The Internal User Directory has the feature to set the maximum number of invalid password attempts before the authenticating account will be disabled.
When the above option is set, Crowd internal users will have a maximum allowable consecutive failed attempts to login, before the user is not allowed to login anymore (even if the user finally used the correct password). When a user gets locked out due to this issue. The following is recorded in the Crowd
2019-07-06 20:34:42,824 http-nio-8095-exec-1 INFO [atlassian.crowd.directory.InternalDirectory] user_name: Maximum allowed invalid password attempts has been reached. 2019-07-06 20:34:42,824 http-nio-8095-exec-1 INFO [crowd.manager.application.ApplicationServiceGeneric] Invalid credentials for user admin in directory Example Company Crowd server (163841), aborting 2019-07-06 20:34:42,852 http-nio-8095-exec-2 INFO [crowd.console.action.Login] The user: 'user_name' attempted to login with incorrect credentials
Scenario 1: If there are other administrator users in Crowd and they are able to login.

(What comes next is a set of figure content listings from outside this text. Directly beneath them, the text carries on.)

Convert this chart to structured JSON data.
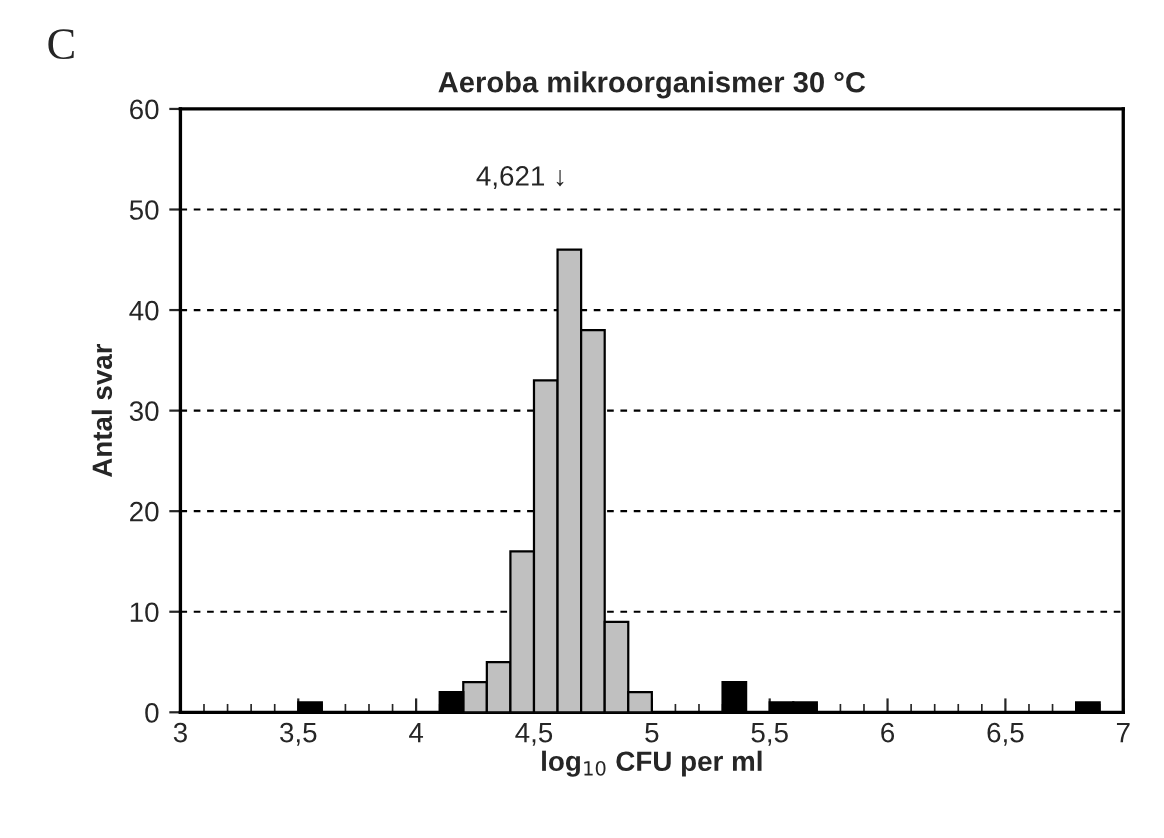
{
  "chart_data": {
    "type": "histogram",
    "title": "Aeroba mikroorganismer 30 °C",
    "xlabel": "log$_{10}$ CFU per ml",
    "ylabel": "Antal svar",
    "bins": [
      3.0,
      3.1,
      3.2,
      3.3,
      3.4,
      3.5,
      3.6,
      3.7,
      3.8,
      3.9,
      4.0,
      4.1,
      4.2,
      4.3,
      4.4,
      4.5,
      4.6,
      4.7,
      4.8,
      4.9,
      5.0,
      5.1,
      5.2,
      5.3,
      5.4,
      5.5,
      5.6,
      5.7,
      5.8,
      5.9,
      6.0,
      6.1,
      6.2,
      6.3,
      6.4,
      6.5,
      6.6,
      6.7,
      6.8,
      6.9,
      7.0
    ],
    "series": [
      {
        "color": "#c0c0c0",
        "values": [
          null,
          null,
          null,
          null,
          null,
          null,
          null,
          null,
          null,
          null,
          null,
          null,
          3,
          5,
          16,
          33,
          46,
          38,
          9,
          2,
          null,
          null,
          null,
          null,
          null,
          null,
          null,
          null,
          null,
          null,
          null,
          null,
          null,
          null,
          null,
          null,
          null,
          null,
          null,
          null
        ]
      },
      {
        "color": "#000000",
        "values": [
          null,
          null,
          null,
          null,
          null,
          1,
          null,
          null,
          null,
          null,
          null,
          2,
          null,
          null,
          null,
          null,
          null,
          null,
          null,
          null,
          null,
          null,
          null,
          3,
          null,
          1,
          1,
          null,
          null,
          null,
          null,
          null,
          null,
          null,
          null,
          null,
          null,
          null,
          1,
          null
        ]
      }
    ],
    "xlim": [
      3,
      7
    ],
    "xticks": [
      3,
      {
        "value": 3.5,
        "label": "3,5"
      },
      4,
      {
        "value": 4.5,
        "label": "4,5"
      },
      5,
      {
        "value": 5.5,
        "label": "5,5"
      },
      6,
      {
        "value": 6.5,
        "label": "6,5"
      },
      7
    ],
    "ylim": [
      0,
      60
    ],
    "yticks": [
      0,
      10,
      20,
      30,
      40,
      50,
      60
    ],
    "grid": "y",
    "legend": false,
    "annotations": [
      "C",
      "4,621 ↓"
    ]
  }
}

- The administrator user should head over to Users
- On the Directory drop down, select the Internal User Directory that the locked user belongs to.
- Click Search.
- Locate the locked user and click on their Name
- Click on the Attributes tab
- Change the value of invalidPassswordAttempts to 0 and click Update.
- The locked out user will now be able to login with their password, however Crowd will request them to change their password upon first successful login.
Scenario 2: If there are NO other administrator users in Crowd.
In the case that the locked out user is the sole administrator of the Crowd instance, the following queries should used.
The procedure below, will involve direct database manipulation. We highly recommend that you backup the database before performing the changes.
To get the Internal Directory ID
SELECT id FROM cwd_directory WHERE directory_type = "INTERNAL"
Get the User ID
SELECT id FROM cwd_user WHERE lower_user_name = 'add_admin_user_name_here' AND directory_id = <directory_id_from_query_1>;
Get the user's attribute InvalidPasswordAttempts record
SELECT * FROM cwd_user_attribute WHERE user_id = <user_id_from_query_2> AND attribute_name = 'invalidPasswordAttempts' AND directory_id = <directory_id_from_query_1>;
- The above query will return a record like this
We will need to change the values of attribute_value, attribute_lower_value, and attribute_numeric_value to 0 using the following query:
UPDATE cwd_user_attribute SET attribute_value = 0, attribute_lower_value = 0, attribute_numeric_value = 0 WHERE id = <attribute_id_from_number_4_above> ;
- Once the above is performed, the locked out user will now be able to login with their password, however Crowd will request them to change their password upon first successful login.